What’s all the hype around “IT”?

Some are saying it will change the world, but no one will say what it is

Apple Computer CEO Steve Jobs says it will change the way cities are designed. Amazon.com CEO Jeff Bezos says it's a "product so revolutionary, you'll have no problem selling it." The two are among a handful who have actually seen "IT".

"IT," also known as "ginger," is the creation of Dean Kamen, an inventor, engineer, self-taught physicist, and entrepreneur. Kamen has won numerous awards and honorary degrees for his previous inventions, which he keeps in his hexagonally shaped house in New Hampshire. He also keeps a Porsche there, and a pair of helicopters, though for long trips he usually takes his jet. His inventions, including a personal insulin pump, portable dialysis machine and revolutionary new wheelchair, have earned him millions. But it's not the money that drives him. Kamen, who has been described as a Henry Ford meets Thomas Edison, says "I don't work on a project unless I believe that it will dramatically improve life for a bunch of people."

Ginger was supposed to be a secret, slated for release in 2002, until news of a book deal was leaked to Wired magazine. Harvard Business School Press is paying an advance of $250,000 (US) to Steve Kemper, an author who's been talking to Kamen for the last year and a half, for exclusive rights to publish a book about "IT." Harvard Business School Press doesn't even know what it is.

What is "IT"? Anyone who has seen it has signed a non-disclosure agreement, but there are a number of clues. Kamen's projects aim to help people; he hopes it will "profoundly affect our environment and the way people live worldwide. It will be an alternative to products that are dirty, expensive, sometimes dangerous and often frustrating, especially for people in the cities." Speculation has it that he's created an alternative form of transportation, especially useful in large Asian cities. We also know that in a meeting with Bezos and venture capitalist John Doerr, Kamen brought "IT" in two duffel bags, and put it together with screwdrivers and a hex wrench. Is ginger a motorized scooter?

Kamen's company, DEKA, has reportedly been developing the Stirling engine. First invented in 1816, the Stirling is a modified steam engine, capable of running on cheap, environmentally-friendly fuels.

One of Kamen's previous inventions may also offer a clue. The iBot is a souped-up wheelchair currently undergoing the approval process of the US Food and Drug Administration (FDA). The iBot can go over curbs, roll through sand and gravel, climb stairs, and even lift its owner so that she might see others at eye-level. The key to the iBot is balance; it is fitted with gyroscopes and computers so that it has a faster reaction time than humans.

Most speculate that ginger is a new form of transportation -- small, cheap, efficient and computerized.
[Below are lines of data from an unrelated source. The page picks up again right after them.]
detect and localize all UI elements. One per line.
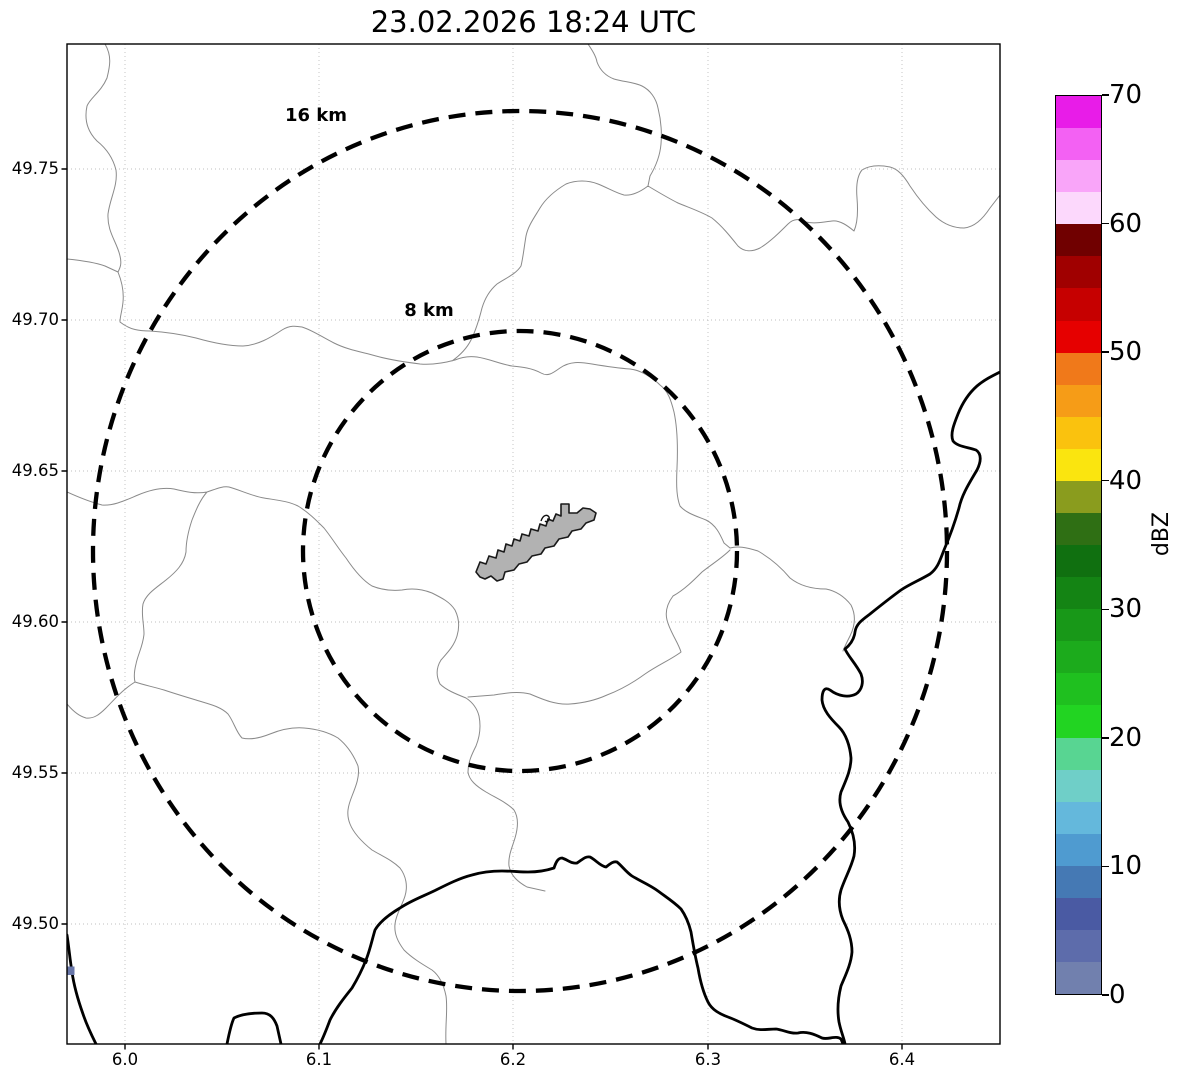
colorbar-band <box>1056 737 1101 770</box>
colorbar-tick-label: 70 <box>1109 80 1143 110</box>
colorbar-bands <box>1056 96 1101 995</box>
colorbar-band <box>1056 865 1101 898</box>
colorbar-band <box>1056 480 1101 514</box>
country-border-east <box>820 370 1000 1044</box>
y-tick-label: 49.70 <box>11 310 59 329</box>
colorbar-title: dBZ <box>1149 512 1174 557</box>
x-tick-label: 6.2 <box>499 1050 527 1069</box>
axis-tick-marks <box>61 168 903 1050</box>
range-ring-16km <box>90 108 950 994</box>
radar-echo-pixel <box>67 966 75 975</box>
colorbar-tick-label: 30 <box>1109 594 1143 624</box>
airport-detail-squiggle <box>540 514 550 523</box>
colorbar-band <box>1056 288 1101 321</box>
map-frame <box>66 43 1001 1045</box>
y-tick-label: 49.75 <box>11 159 59 178</box>
colorbar-tick-label: 50 <box>1109 337 1143 367</box>
colorbar <box>1055 95 1102 995</box>
colorbar-band <box>1056 448 1101 481</box>
colorbar-band <box>1056 577 1101 610</box>
colorbar-band <box>1056 833 1101 866</box>
colorbar-band <box>1056 192 1101 225</box>
colorbar-band <box>1056 962 1101 995</box>
y-tick-label: 49.60 <box>11 612 59 631</box>
country-border-south <box>67 855 845 1044</box>
admin-boundary-lines <box>67 44 1000 1044</box>
colorbar-tick-mark <box>1102 94 1109 96</box>
colorbar-band <box>1056 641 1101 674</box>
colorbar-band <box>1056 320 1101 353</box>
ring-label-8km: 8 km <box>404 300 454 321</box>
colorbar-tick-mark <box>1102 479 1109 482</box>
colorbar-tick-label: 0 <box>1109 980 1126 1010</box>
colorbar-band <box>1056 705 1101 738</box>
colorbar-band <box>1056 897 1101 931</box>
colorbar-tick-label: 10 <box>1109 851 1143 881</box>
x-tick-label: 6.1 <box>305 1050 333 1069</box>
x-tick-label: 6.3 <box>694 1050 722 1069</box>
y-tick-label: 49.55 <box>11 763 59 782</box>
colorbar-band <box>1056 513 1101 546</box>
x-tick-label: 6.0 <box>111 1050 139 1069</box>
plot-title: 23.02.2026 18:24 UTC <box>370 5 697 39</box>
colorbar-band <box>1056 673 1101 706</box>
colorbar-tick-label: 20 <box>1109 723 1143 753</box>
colorbar-band <box>1056 545 1101 578</box>
y-tick-label: 49.65 <box>11 461 59 480</box>
colorbar-band <box>1056 416 1101 449</box>
ring-label-16km: 16 km <box>284 105 348 126</box>
colorbar-band <box>1056 352 1101 385</box>
colorbar-band <box>1056 384 1101 417</box>
colorbar-tick-mark <box>1102 608 1109 611</box>
colorbar-tick-label: 40 <box>1109 466 1143 496</box>
colorbar-band <box>1056 160 1101 193</box>
colorbar-tick-mark <box>1102 222 1109 225</box>
colorbar-tick-mark <box>1102 737 1109 739</box>
colorbar-band <box>1056 256 1101 289</box>
colorbar-band <box>1056 801 1101 834</box>
colorbar-tick-mark <box>1102 865 1109 868</box>
colorbar-band <box>1056 769 1101 802</box>
colorbar-band <box>1056 609 1101 642</box>
colorbar-tick-mark <box>1102 351 1109 353</box>
range-ring-8km <box>300 328 740 774</box>
x-tick-label: 6.4 <box>888 1050 916 1069</box>
colorbar-band <box>1056 128 1101 161</box>
colorbar-tick-mark <box>1102 994 1109 996</box>
colorbar-band <box>1056 930 1101 963</box>
colorbar-band <box>1056 224 1101 257</box>
colorbar-tick-label: 60 <box>1109 209 1143 239</box>
airport-polygon <box>475 503 597 582</box>
colorbar-band <box>1056 96 1101 129</box>
y-tick-label: 49.50 <box>11 914 59 933</box>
Kamen claims his invention may have a big impact on "some billion-dollar old-line companies". Is he talking about the auto-makers?

Will "IT" change the world, or is this all just early investor hype? It'll be another year before we know. For now, we're left with quotes from the few who have seen it. Those like Steve Kemper, who says "it will sweep over the world and change lives, cities, and ways of thinking."